Nevermind the first time she'd done dark magic, she'd been around his age. It hadn't felt so young at the time, from her six year old body — she'd felt very grown up, determined to prove she could be like her dad, whatever her dreams had been a hazy blur (or so she tells herself) — but it feels different, now she's seeing it on someone else's youth.
"But you said my soul is the same," Aaravos says. "And that dark magic permanently damages the soul, so—"

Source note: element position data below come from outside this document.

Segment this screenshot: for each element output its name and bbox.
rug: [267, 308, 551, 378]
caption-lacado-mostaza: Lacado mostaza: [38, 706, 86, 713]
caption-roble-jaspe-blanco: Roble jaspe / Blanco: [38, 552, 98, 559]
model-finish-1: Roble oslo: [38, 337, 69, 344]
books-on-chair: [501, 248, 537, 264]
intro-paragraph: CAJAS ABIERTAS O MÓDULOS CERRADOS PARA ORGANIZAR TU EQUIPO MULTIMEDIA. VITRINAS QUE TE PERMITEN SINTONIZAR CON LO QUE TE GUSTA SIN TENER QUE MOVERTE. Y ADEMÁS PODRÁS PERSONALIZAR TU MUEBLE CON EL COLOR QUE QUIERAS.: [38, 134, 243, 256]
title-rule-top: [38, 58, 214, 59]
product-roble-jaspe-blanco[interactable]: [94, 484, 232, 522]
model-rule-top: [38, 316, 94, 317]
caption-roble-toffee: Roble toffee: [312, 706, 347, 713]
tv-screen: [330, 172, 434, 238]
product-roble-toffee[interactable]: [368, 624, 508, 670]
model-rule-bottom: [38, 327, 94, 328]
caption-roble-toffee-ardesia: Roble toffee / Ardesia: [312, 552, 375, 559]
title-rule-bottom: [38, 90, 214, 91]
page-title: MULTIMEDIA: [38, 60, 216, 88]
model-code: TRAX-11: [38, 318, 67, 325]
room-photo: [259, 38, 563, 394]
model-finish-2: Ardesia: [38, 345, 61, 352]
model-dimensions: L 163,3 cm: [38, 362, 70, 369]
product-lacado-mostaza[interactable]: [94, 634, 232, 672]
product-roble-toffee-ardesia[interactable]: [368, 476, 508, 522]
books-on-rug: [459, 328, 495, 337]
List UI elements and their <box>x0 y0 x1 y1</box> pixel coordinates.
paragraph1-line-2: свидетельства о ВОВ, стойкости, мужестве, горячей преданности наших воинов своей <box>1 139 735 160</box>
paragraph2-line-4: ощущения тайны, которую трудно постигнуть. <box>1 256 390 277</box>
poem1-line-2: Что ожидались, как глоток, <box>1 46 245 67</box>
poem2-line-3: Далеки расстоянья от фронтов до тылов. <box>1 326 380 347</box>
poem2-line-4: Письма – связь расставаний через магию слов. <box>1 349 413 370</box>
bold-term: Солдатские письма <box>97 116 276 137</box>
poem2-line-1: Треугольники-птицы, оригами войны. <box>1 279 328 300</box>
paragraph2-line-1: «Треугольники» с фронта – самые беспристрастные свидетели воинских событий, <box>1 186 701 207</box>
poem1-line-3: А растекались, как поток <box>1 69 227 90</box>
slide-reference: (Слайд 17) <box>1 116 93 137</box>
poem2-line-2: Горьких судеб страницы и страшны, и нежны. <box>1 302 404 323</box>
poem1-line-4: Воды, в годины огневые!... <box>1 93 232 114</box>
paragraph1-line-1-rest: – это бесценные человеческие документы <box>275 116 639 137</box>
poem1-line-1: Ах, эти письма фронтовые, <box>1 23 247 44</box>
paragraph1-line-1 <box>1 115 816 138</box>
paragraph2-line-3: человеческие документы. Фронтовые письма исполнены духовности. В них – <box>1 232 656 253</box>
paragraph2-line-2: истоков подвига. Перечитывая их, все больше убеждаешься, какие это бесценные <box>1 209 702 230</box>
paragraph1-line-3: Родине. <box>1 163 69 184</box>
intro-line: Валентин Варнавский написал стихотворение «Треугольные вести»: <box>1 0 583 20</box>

"Changes the soul," Claudia corrects. The darkness provides enlightenment—power, agency.
She purses her lips. It's times like these she wishes Aaravos had come back with all his Startouch knowledge in tact, rather than leaving both of them to stumble around together in the dark. At least they're stumbling through together.
"We don't know for sure that you'll have a dream coma if you do dark magic again," she acknowledges. "But we don't know that you won't, so just let me handle the dark magic spells for now, 'kay?"
"Okay." He shuffles closer after a beat, then leans against her side.
She wraps an arm around him as the fire burns. She tosses another log on so it burns hotter and brighter, heat radiating as she draws up her prosthetic so a stray spark doesn't catch it. The smoke blocks out the sky.
Aaravos buries his face in her collarbone. "Can you put the fire out?" he asks. "I want to see the stars."
"Oh. Um." Claudia reaches for a dousing lily, water springing from her palm after she crushes it. "Sure."
Aaravos stares at the stars with a smile on his face as he falls asleep.
Tomorrow, she'll teach him why he shouldn't.